Daily. What’s a daily? You take the job, go home, transcribe, and the job is done by the next day. If you can do a daily, again, there’s value there. Not every single stenographer or transcriber can fulfill a daily. Indeed, to fulfill a daily, multiple transcriptionists have to be put on the same job sometimes. If you can do a daily, you can probably make a thousand or more dollars in a day without being realtime because daily jobs can be worth double a regular in freelance.
Immediate. Immediate is basically you finish the deposition and within 30 minutes to an hour it is ready to go out. The bottom line is the client is getting the transcript pretty quick after the deposition ends. Only the best reporters with 99.9 percent accuracy or a phenomenal scopist behind them can achieve these kinds of levels.
Rough. Rough is basically you go through the untranslates and fix up the transcript before sending it out with the understanding the finished transcript comes later. A rough can be a dollar or more per page in upcharges because it’s basically like an easier immediate. Proceed with caution: Many reporters go out there and produce roughs that are basically unusable. Some of my own roughs have been pretty bad. Always seek to improve and get out the best roughs so that lawyers are encouraged to use this service.

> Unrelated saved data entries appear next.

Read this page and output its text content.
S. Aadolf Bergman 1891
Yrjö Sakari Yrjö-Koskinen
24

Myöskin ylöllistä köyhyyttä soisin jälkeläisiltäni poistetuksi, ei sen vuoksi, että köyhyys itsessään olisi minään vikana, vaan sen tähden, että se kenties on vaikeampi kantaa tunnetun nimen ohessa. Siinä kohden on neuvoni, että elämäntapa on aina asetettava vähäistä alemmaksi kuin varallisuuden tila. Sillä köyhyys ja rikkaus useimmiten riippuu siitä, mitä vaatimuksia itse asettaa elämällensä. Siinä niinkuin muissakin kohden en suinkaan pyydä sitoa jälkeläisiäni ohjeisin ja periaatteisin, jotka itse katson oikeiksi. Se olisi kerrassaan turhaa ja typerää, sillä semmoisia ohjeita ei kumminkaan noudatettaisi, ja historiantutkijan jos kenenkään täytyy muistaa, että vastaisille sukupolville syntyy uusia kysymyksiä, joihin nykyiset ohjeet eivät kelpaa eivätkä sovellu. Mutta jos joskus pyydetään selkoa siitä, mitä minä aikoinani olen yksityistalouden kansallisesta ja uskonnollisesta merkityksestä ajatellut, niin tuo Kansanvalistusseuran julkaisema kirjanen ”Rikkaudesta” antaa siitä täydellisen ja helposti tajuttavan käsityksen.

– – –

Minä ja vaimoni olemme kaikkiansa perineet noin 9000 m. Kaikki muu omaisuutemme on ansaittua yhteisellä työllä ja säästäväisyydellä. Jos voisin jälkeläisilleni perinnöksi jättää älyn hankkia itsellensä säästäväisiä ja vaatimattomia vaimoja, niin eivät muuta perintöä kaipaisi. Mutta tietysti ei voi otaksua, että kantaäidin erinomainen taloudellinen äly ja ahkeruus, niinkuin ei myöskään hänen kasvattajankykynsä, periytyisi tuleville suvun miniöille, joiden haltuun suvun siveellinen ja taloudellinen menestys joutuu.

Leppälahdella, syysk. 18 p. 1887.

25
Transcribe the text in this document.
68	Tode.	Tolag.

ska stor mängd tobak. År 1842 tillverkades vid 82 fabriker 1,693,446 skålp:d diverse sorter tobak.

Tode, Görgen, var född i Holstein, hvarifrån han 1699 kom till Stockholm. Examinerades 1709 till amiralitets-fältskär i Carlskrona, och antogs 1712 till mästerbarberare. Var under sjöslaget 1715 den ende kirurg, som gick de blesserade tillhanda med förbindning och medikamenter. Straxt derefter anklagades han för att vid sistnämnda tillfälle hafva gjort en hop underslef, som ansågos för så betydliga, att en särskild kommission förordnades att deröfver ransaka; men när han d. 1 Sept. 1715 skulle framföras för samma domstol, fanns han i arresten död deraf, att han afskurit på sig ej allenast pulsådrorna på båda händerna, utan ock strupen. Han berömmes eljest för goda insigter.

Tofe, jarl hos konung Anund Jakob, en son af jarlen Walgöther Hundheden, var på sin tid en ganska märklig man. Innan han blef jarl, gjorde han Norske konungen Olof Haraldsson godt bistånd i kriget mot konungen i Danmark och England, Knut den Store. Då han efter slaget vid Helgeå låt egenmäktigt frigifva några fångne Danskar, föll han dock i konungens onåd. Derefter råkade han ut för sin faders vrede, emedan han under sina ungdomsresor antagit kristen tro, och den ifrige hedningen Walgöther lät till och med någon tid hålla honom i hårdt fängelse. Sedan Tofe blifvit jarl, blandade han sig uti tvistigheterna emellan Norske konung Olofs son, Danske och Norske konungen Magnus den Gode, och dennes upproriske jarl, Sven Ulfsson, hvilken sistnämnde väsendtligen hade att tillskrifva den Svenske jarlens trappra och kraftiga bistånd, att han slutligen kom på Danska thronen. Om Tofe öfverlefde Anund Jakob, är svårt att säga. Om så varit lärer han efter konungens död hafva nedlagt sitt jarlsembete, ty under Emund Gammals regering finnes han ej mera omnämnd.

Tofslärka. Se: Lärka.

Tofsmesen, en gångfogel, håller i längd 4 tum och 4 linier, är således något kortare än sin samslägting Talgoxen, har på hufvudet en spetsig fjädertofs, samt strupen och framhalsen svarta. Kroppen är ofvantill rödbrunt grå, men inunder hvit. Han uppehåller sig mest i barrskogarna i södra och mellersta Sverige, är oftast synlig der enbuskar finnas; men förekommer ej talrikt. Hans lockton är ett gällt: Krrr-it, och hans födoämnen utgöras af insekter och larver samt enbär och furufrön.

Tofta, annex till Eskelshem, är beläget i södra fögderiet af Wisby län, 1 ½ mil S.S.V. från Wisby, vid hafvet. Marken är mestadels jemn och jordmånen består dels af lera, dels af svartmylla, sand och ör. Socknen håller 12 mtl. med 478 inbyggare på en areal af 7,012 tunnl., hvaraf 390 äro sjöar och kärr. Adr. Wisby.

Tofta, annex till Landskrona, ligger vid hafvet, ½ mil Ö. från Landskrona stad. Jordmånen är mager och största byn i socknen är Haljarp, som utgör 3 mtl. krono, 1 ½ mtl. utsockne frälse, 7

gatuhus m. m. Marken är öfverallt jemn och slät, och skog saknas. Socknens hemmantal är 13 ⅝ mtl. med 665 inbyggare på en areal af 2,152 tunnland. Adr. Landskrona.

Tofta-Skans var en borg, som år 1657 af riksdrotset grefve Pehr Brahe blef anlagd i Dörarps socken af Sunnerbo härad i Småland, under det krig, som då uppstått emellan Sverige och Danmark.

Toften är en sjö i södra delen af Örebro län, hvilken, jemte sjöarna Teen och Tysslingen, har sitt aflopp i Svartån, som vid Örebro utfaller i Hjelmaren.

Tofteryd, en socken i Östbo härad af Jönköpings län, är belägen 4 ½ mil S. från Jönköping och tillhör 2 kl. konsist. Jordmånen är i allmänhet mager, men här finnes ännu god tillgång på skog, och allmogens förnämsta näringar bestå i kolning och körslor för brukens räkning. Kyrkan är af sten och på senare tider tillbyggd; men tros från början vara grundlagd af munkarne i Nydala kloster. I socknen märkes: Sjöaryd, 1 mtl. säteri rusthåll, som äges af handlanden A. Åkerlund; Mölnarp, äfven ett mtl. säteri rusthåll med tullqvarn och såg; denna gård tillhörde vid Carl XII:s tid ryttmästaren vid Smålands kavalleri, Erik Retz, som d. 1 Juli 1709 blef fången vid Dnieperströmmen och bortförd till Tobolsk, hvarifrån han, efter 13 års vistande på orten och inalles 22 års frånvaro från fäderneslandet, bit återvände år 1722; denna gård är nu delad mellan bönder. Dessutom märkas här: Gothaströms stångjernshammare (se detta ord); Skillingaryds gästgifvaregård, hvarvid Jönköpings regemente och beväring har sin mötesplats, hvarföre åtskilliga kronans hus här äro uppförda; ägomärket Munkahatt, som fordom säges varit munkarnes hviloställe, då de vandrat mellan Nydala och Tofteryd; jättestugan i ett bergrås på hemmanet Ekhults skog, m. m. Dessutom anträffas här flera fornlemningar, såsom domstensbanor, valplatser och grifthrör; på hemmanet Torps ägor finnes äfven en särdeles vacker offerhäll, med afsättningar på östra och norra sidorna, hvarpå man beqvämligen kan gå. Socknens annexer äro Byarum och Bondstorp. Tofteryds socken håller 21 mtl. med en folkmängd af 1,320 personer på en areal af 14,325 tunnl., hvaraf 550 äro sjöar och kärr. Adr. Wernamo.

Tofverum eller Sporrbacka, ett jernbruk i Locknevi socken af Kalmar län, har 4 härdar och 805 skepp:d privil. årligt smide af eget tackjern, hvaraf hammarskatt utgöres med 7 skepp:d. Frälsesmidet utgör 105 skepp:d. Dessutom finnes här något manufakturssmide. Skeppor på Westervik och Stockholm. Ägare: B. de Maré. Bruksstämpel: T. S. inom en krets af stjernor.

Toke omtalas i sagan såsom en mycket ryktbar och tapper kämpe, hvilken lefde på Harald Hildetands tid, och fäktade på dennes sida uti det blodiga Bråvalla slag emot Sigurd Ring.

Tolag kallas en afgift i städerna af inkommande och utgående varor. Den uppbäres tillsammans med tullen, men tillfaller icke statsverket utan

Realtime. Maybe you’ve heard of realtime reporting. It’s among the largest upcharges because these reporters have their words coming out on a laptop or tablet screen for the client. I haven’t personally done realtime, but I know that these reporters can command a dollar or more per realtime hookup on top of their daily, medical, or other upcharges. Why are these upcharges important? More money per page equals fewer pages to make the annual income you want to make. We’ve got over 900 mathematical calculations to show this off.
Now that we’ve been through these different levels of skill, let’s look at how it’ll apply in the real world. Certifications exist, and they are important. That said, in many states and municipalities you can offer these services without the certification. What does this mean? It means that the limiting factor is you. It’s your skill and comfort level. It’s your willingness to go out there and say yes, I will take a medical. It’s the desire to get your skill level to a place where you can realistically offer these things. Your value, to a great degree, is dictated by you.
You will go out there and have bad jobs. There will be hard days. There will be times you feel shaky about the service you’re providing. There will be “employers” who make you feel replaceable. Just keep improving. Know where you are at. Be open to feedback, but don’t live by it. Learn from every mistake. If you are in training and know you are able to produce a daily transcript already — great! Don’t let anybody take that away from you. Don’t accept, as fact, that anybody can do it or that nobody charges for that. The freelance world — the business world — is a tough one. There are buyers and sellers, and the buyers will always be looking for a way to knock you down on the price. Remember these gradients in value, and remember that the more of them you achieve, the more you have something to sell.